Advertisement

Phub Dem 

Despite numerous interventions to improve the status of women and provide them with changing roles in the Bhutanese society, the prevailing gender and cultural norms still place girls and women at risk of sexual and gender-based (SGBV) and domestic violence (DV).

An impact assessment indicated that most of the activities and services delivered by RENEW (Respect, Educate, Nurture and Empower Women) are perceived to be biased towards women and girls.

Stakeholders suggested engaging boys and men in preventing public health concerns that are related to SGBV and DV.

Considering the importance of engaging men and boys to minimise and prevent DV and SGBV, RENEW, in collaboration with International Planned Parenthood Federation, came up with an assessment, Gender Norms on Sexual and Gender-based Violence among Men in Bhutan, in November of last year.

The assessment aims to understand the existing gender norms and attitudes related to DV and SGBV among men and boys, and proposes recommendations to engage them in preventing DV and SGBV.

The assessment reveals a limited understanding of DV and SGBV among men and boys.

The study noted narratives of men’s perceptions on SGBV and existing gender norms to analyse the beliefs about the causes of gender-based violence and prevention efforts. RENEW held ten focus group discussions (FGDs) in Thimphu, Paro, and Chukha that included men and boys from the communities.

The participants suggested changing the role of women, assigning blame and other perceived risk factors related to SGBV and DV, and structural issues to prevent DV and SGBV.

According to RENEW’s communication officer, Karma Tobden, people often misunderstand the organisation as specifically for women.

He said that the Domestic Violence Prevention Act 2013 does not differentiate between genders. He added that RENEW emphasises on tackling gender violence through a joint effort. “RENEW, for the past couple of years, have been engaging men in our sensitisation programmes, workshops, and awareness campaigns.”
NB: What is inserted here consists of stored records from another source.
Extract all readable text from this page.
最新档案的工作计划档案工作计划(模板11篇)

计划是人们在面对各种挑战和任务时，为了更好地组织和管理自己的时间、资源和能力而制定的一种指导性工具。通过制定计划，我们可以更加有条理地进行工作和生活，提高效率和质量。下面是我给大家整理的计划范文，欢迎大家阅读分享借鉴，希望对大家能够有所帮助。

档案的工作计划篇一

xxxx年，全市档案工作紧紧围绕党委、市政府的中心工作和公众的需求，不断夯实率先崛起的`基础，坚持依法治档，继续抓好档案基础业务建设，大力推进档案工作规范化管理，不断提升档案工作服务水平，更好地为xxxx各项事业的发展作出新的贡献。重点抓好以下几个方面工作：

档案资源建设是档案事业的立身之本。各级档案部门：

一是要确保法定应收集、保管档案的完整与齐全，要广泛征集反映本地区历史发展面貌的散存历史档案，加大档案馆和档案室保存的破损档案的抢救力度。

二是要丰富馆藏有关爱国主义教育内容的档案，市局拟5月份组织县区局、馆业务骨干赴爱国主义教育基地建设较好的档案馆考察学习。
Karma Tobden said that the aim of the research was to explore creative opportunities to engage men and boys in preventing violence against women and girls and delving deeper into the root causes of SGBV in the country.
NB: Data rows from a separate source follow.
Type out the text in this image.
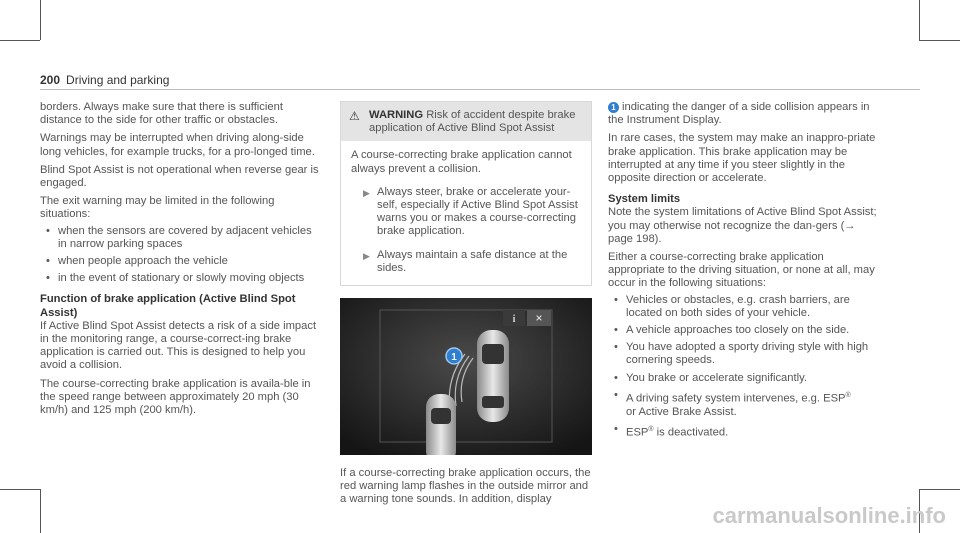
200 Driving and parking

borders. Always make sure that there is sufficient distance to the side for other traffic or obstacles.

Warnings may be interrupted when driving along-side long vehicles, for example trucks, for a pro-longed time.

Blind Spot Assist is not operational when reverse gear is engaged.

The exit warning may be limited in the following situations:

• when the sensors are covered by adjacent vehicles in narrow parking spaces
• when people approach the vehicle
• in the event of stationary or slowly moving objects

Function of brake application (Active Blind Spot Assist)

If Active Blind Spot Assist detects a risk of a side impact in the monitoring range, a course-correct-ing brake application is carried out. This is designed to help you avoid a collision.

The course-correcting brake application is availa-ble in the speed range between approximately 20 mph (30 km/h) and 125 mph (200 km/h).

⚠ WARNING Risk of accident despite brake application of Active Blind Spot Assist
A course-correcting brake application cannot always prevent a collision.
▶ Always steer, brake or accelerate your-self, especially if Active Blind Spot Assist warns you or makes a course-correcting brake application.
▶ Always maintain a safe distance at the sides.
i ×
1

If a course-correcting brake application occurs, the red warning lamp flashes in the outside mirror and a warning tone sounds. In addition, display

1 indicating the danger of a side collision appears in the Instrument Display.

In rare cases, the system may make an inappro-priate brake application. This brake application may be interrupted at any time if you steer slightly in the opposite direction or accelerate.

System limits

Note the system limitations of Active Blind Spot Assist; you may otherwise not recognize the dan-gers (→ page 198).

Either a course-correcting brake application appropriate to the driving situation, or none at all, may occur in the following situations:

• Vehicles or obstacles, e.g. crash barriers, are located on both sides of your vehicle.
• A vehicle approaches too closely on the side.
• You have adopted a sporty driving style with high cornering speeds.
• You brake or accelerate significantly.
• A driving safety system intervenes, e.g. ESP®
or Active Brake Assist.
• ESP® is deactivated.
carmanualsonline.info
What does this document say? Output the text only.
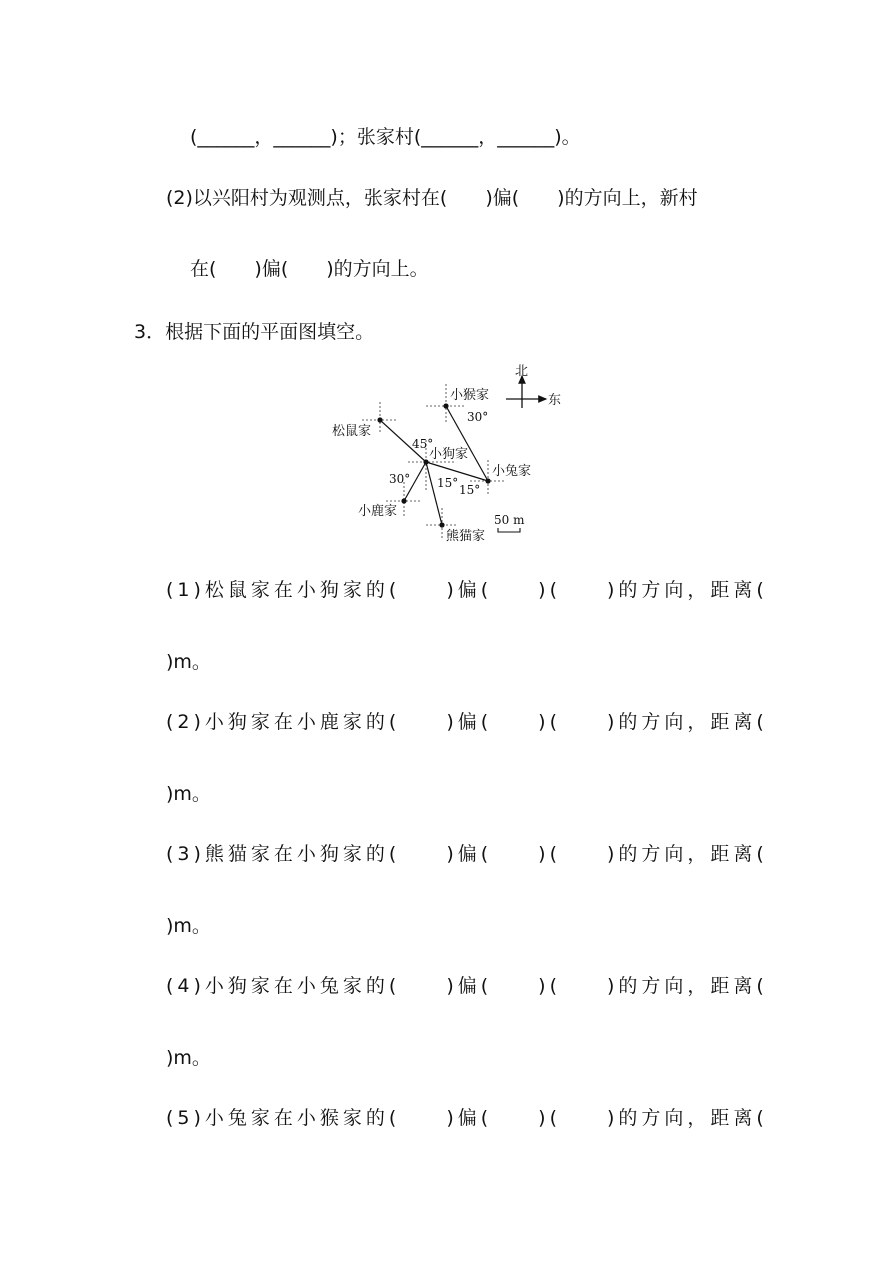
(______，______)；张家村(______，______)。
(2)以兴阳村为观测点，张家村在(　　)偏(　　)的方向上，新村
在(　　)偏(　　)的方向上。
3．根据下面的平面图填空。
北
东
小猴家
松鼠家
小狗家
小兔家
小鹿家
熊猫家
30°
45°
30° 15° 15°
50 m
(1)松鼠家在小狗家的(　　)偏(　　)(　　)的方向，距离(
)m。
(2)小狗家在小鹿家的(　　)偏(　　)(　　)的方向，距离(
)m。
(3)熊猫家在小狗家的(　　)偏(　　)(　　)的方向，距离(
)m。
(4)小狗家在小兔家的(　　)偏(　　)(　　)的方向，距离(
)m。
(5)小兔家在小猴家的(　　)偏(　　)(　　)的方向，距离(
He added that participants considered physical violence and rape as the only form of violence, excluding emotional and psychological violence. The prevailing perception is that victims are always women and girls, and the perpetrators, men and boys.

“RENEW sought the help of men from Thimphu Badgers, the Bhutan Taxi Association, and the Bhutan Film Association, to use their creative and vast networks to spread awareness,” Karma Tobden said.

The findings from the focus-group discussion state that cultural acceptance of SGBV, the role of Western lifestyles, mobile phones, and perceived ‘inappropriate dressing’ among girls as one of the factors that lead to SGBV.

A participant said: “I feel that most acts of sexual violence are caused due to the way girls dress today, which tempts men or boys to commit these crimes.” It should be noted that this is a false narrative that diverts the blame and responsibility for the conscious action of men and boys committing these crimes onto their victims.

It states that such narratives call for immediate attention towards gender transformative programmes that build gender attitude and gender relation skills for young men.

In the meantime, the participants agreed that women and girls were equally capable of carrying out any tasks that were traditionally reserved for men.

The study recommended incorporating DV and SGBV in the school curriculum to bring behavioural changes.

The discussions around the causes of domestic violence indicate a common narrative: violence usually starts with extramarital affairs, followed by alcohol use.

The participants reported that traditional cultural practices and norms place women at risk of violence.

The majority of the participants agree that women and girls face more hardships than men, including DV and SGBV, due to dependence on men for financial and social security.

The participants also noted the poor implementation of laws related to marriage and DV, and that such loopholes place women at risk of violence.

The study recommended working with young boys in schools to advocate and implement comprehensive sexuality education, focusing on SGBV and DV to prevent such violence.